Cena II – Reunião do Conselho de um grupo de capoeira que está se organizando como instituição. Pela primeira vez, através de edital, um maior número de membros obteve aprovação em editais com garantia de recursos oriundos do governo. Ao tratar da distribuição dos recursos com base no regimento decidido coletivamente, uma das pessoas se manifestou indignada sobre o combinado, como se fosse algo imposto de uma hora pra outra. Uma semente estava brotando. Que árvore viria a se tornar?
Sobre essas duas cenas, eu havia observado situações semelhantes ao ler um livro sobre a vida de Francisco de Assis. O caboclo, tendo uma postura de vida coerente e uma proposta ética para o mundo, não deixou diretrizes formais/escritas para a continuidade de suas ações. Talvez ele nunca tenha desejado isso, mas apenas viveu sua própria experiência. Resultado, sujeitos “esclarecidos” tomaram à sua frente e criaram tradições em nome do idealista. O Chico foi institucionalizado.
Depois de algum tempo, li sobre Buda. A mesma coisa ocorreu. Com Cristo, idem. O exemplo dos sujeitos não bastava. Era preciso transformar palavras em produtos copiáveis e vendáveis. Isso seria mais fácil do que promover transformações a partir do próprio exemplo. Evidentemente, tratava-se de uma farsa. Mas, convencia milhares de sujeitos, bem intencionados, que entendiam que vestir uma camisa, ou qualquer que fosse o símbolo, garantia o caminho para o paraíso.

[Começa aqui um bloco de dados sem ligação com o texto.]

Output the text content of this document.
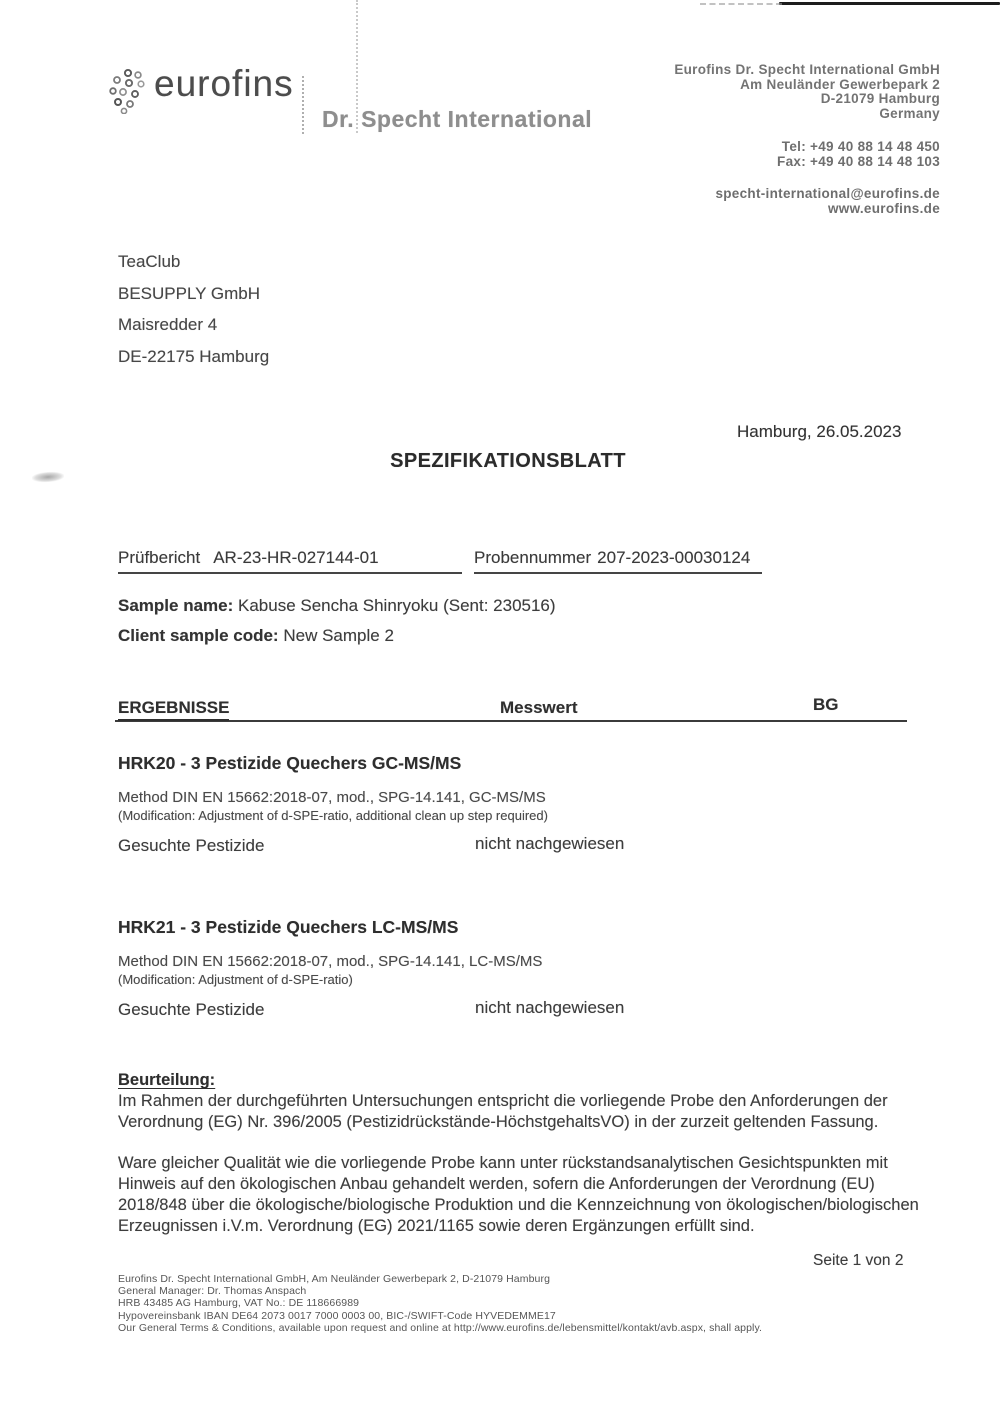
eurofins
Dr. Specht International
Eurofins Dr. Specht International GmbH
Am Neuländer Gewerbepark 2
D-21079 Hamburg
Germany
Tel: +49 40 88 14 48 450
Fax: +49 40 88 14 48 103
specht-international@eurofins.de
www.eurofins.de
TeaClub
BESUPPLY GmbH
Maisredder 4
DE-22175 Hamburg
Hamburg, 26.05.2023
SPEZIFIKATIONSBLATT
Prüfbericht AR-23-HR-027144-01	Probennummer 207-2023-00030124
Sample name: Kabuse Sencha Shinryoku (Sent: 230516)
Client sample code: New Sample 2
ERGEBNISSE	Messwert	BG
HRK20 - 3 Pestizide Quechers GC-MS/MS
Method DIN EN 15662:2018-07, mod., SPG-14.141, GC-MS/MS
(Modification: Adjustment of d-SPE-ratio, additional clean up step required)
Gesuchte Pestizide	nicht nachgewiesen
HRK21 - 3 Pestizide Quechers LC-MS/MS
Method DIN EN 15662:2018-07, mod., SPG-14.141, LC-MS/MS
(Modification: Adjustment of d-SPE-ratio)
Gesuchte Pestizide	nicht nachgewiesen
Beurteilung:

Im Rahmen der durchgeführten Untersuchungen entspricht die vorliegende Probe den Anforderungen der Verordnung (EG) Nr. 396/2005 (Pestizidrückstände-HöchstgehaltsVO) in der zurzeit geltenden Fassung.

Ware gleicher Qualität wie die vorliegende Probe kann unter rückstandsanalytischen Gesichtspunkten mit Hinweis auf den ökologischen Anbau gehandelt werden, sofern die Anforderungen der Verordnung (EU) 2018/848 über die ökologische/biologische Produktion und die Kennzeichnung von ökologischen/biologischen Erzeugnissen i.V.m. Verordnung (EG) 2021/1165 sowie deren Ergänzungen erfüllt sind.

Seite 1 von 2
Eurofins Dr. Specht International GmbH, Am Neuländer Gewerbepark 2, D-21079 Hamburg
General Manager: Dr. Thomas Anspach
HRB 43485 AG Hamburg, VAT No.: DE 118666989
Hypovereinsbank IBAN DE64 2073 0017 7000 0003 00, BIC-/SWIFT-Code HYVEDEMME17
Our General Terms & Conditions, available upon request and online at http://www.eurofins.de/lebensmittel/kontakt/avb.aspx, shall apply.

Nada mais era do que o alimento para a individualidade egoísta de cada um.
O capitalismo se sustenta na crença de uma individualidade eterna, que permanece mesmo após a morte. Isso, claro, é alimentado pelo monoteísmo ocidental. Essa crença torna os sujeitos arrogantes, em relação às outras vidas. Tanto com os seus pares e pior com os diferentes (outros animais e plantas).
Então, considerando que a institucionalização é uma
armadilha para ações revolucionárias, devemos cair nela tendo ciência de para
onde ela vai nos conduzir? Nosso esforço em criar um instituto cultural, e
ficar a serviço do Estado, não iria cair na mesma armadilha? É sensato
continuar gastando energias em algo que vai se tornar o oposto do que hoje
defendemos? Não é melhor dar mais autonomia aos que se acham prontos e permitir
que caminhem com suas próprias pernas? Talvez seja o tempo de parar de ficar
chamando o povo pra comer e deixar que cada um aprenda com suas quedas. Os exemplos são dados, mas as escolham são livres.